The public broadcaster now says that as of Wednesday it will air a 30-minute local news segment during suppertime on CBC News Network (at 5 p.m. ET and 6 p.m. ET).

It also said in a statement that over the course of this week and next, the CBC "will make every effort to have all of the dedicated local shows back up on the main network."

Chuck Thompson, head of public affairs at CBC English Services, told The Canadian Press that the CBC will start restoring supper-hour local TV newscasts starting in Newfoundland/Labrador on Wednesday evening.

He said on Thursday, viewers in P.E.I. will see the return of its local news program "Compass," while audiences in Nova Scotia and New Brunswick "can watch a combined regional show."

"We are taking it one day at a time, carefully adding in other markets on a gradual basis to ensure nothing jeopardizes the essential services or the health and well-being of our journalists," Thompson said in an email Wednesday.

Thompson said the CBC's "Power & Politics" program will also return to its regular schedule in the coming days. It, too, was temporarily suspended last week so the Ottawa production team could be redeployed to CBC News Network.

Last week, the public broadcaster said CBC News Network would be the "core live breaking-news service" and temporarily replace all local newscasts across the country, except for CBC North, as the public broadcaster dealt with the crush of pandemic coverage.

A memo to CBC staff on March 18 noted these "unprecedented times" have led to "much stricter newsgathering protocols," and that there are far fewer staff in CBC's Toronto broadcast centre.

At the time, Prince Edward Island Premier Dennis King said he was "incredibly disappointed" in the move, and planned to speak with Prime Minister Justin Trudeau and formally ask Canadian Heritage Minister Steven Guilbeault to intervene and reverse the decision.

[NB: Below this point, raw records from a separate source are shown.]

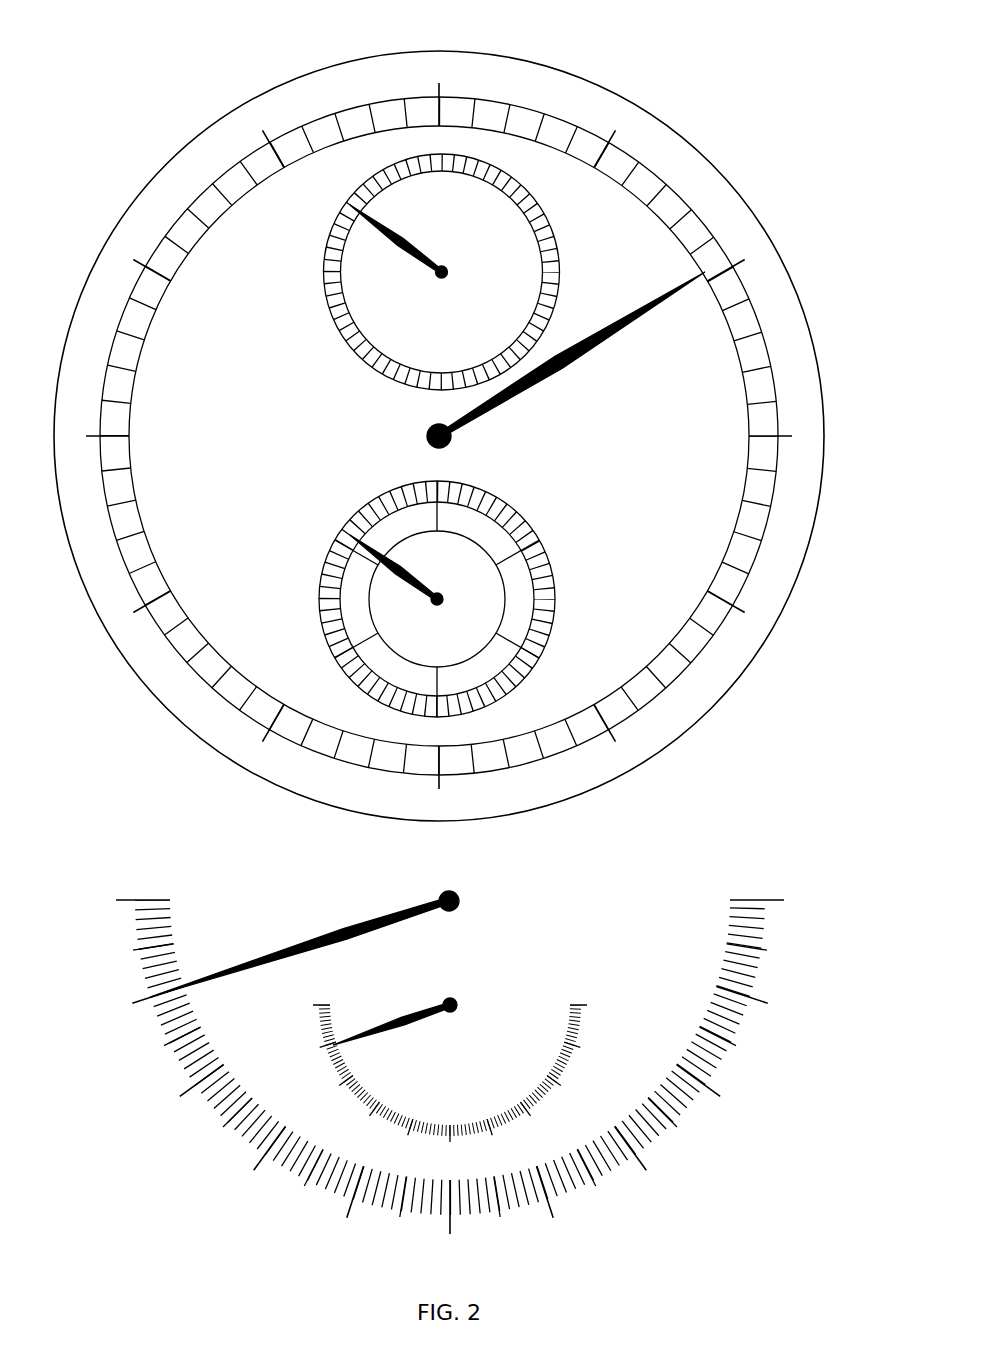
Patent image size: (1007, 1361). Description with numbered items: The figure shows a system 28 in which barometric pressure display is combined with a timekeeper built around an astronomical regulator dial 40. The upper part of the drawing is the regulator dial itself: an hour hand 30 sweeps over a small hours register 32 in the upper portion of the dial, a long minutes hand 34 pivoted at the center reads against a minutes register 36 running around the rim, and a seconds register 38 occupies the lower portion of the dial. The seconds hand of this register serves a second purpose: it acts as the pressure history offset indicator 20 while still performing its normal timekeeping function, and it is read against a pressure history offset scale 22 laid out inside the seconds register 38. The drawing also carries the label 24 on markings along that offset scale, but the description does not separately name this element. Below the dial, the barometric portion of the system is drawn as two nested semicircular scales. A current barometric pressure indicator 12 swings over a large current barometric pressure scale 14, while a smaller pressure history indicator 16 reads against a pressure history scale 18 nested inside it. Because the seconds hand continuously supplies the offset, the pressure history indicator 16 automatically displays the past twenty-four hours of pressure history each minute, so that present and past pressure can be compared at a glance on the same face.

The system 28 is at (181, 64).
The astronomical regulator dial 40 is at (657, 117).
The minutes register 36 is at (774, 500).
The minutes hand 34 is at (627, 327).
The hours register 32 is at (323, 293).
The hour hand 30 is at (412, 240).
The seconds register 38 is at (553, 568).
The scale markers 24 is at (365, 525).
The pressure history offset scale 22 is at (503, 657).
The pressure history offset indicator 20 is at (377, 575).
The current barometric pressure scale 14 is at (717, 1088).
The current barometric pressure indicator 12 is at (288, 948).
The pressure history scale 18 is at (578, 1003).
The pressure history indicator 16 is at (410, 1023).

"The reach of 'CBC News: Compass' into the living rooms of Island households, community and long-term care homes and seniors' residences is essential now, more than ever," King said.

"Our chief public health officer and government are working together to share important information, recommendations and directions for Islanders as we navigate the current state of public health emergency in our province and 'CBC News: Compass' is a critical partner in helping us do this."

At the time, King said he also spoke with Catherine Tait, president and CEO of CBC, to express his disappointment. He said she told him the changes would not be reconsidered.

Local news teams have continued to work throughout, providing content for CBC News Network and coverage on radio, digital and social media.

The CBC announced the reversal in a statement Tuesday when it chalked up last week's decision to "operational reasons due to the surge in COVID-19 related live news stories across the country."

"To be clear, this was a temporary measure to ensure stability in our news service to Canadians," it said.

"We understand the frustration this has caused our viewers and thank them for their continued support and patience as we restore service."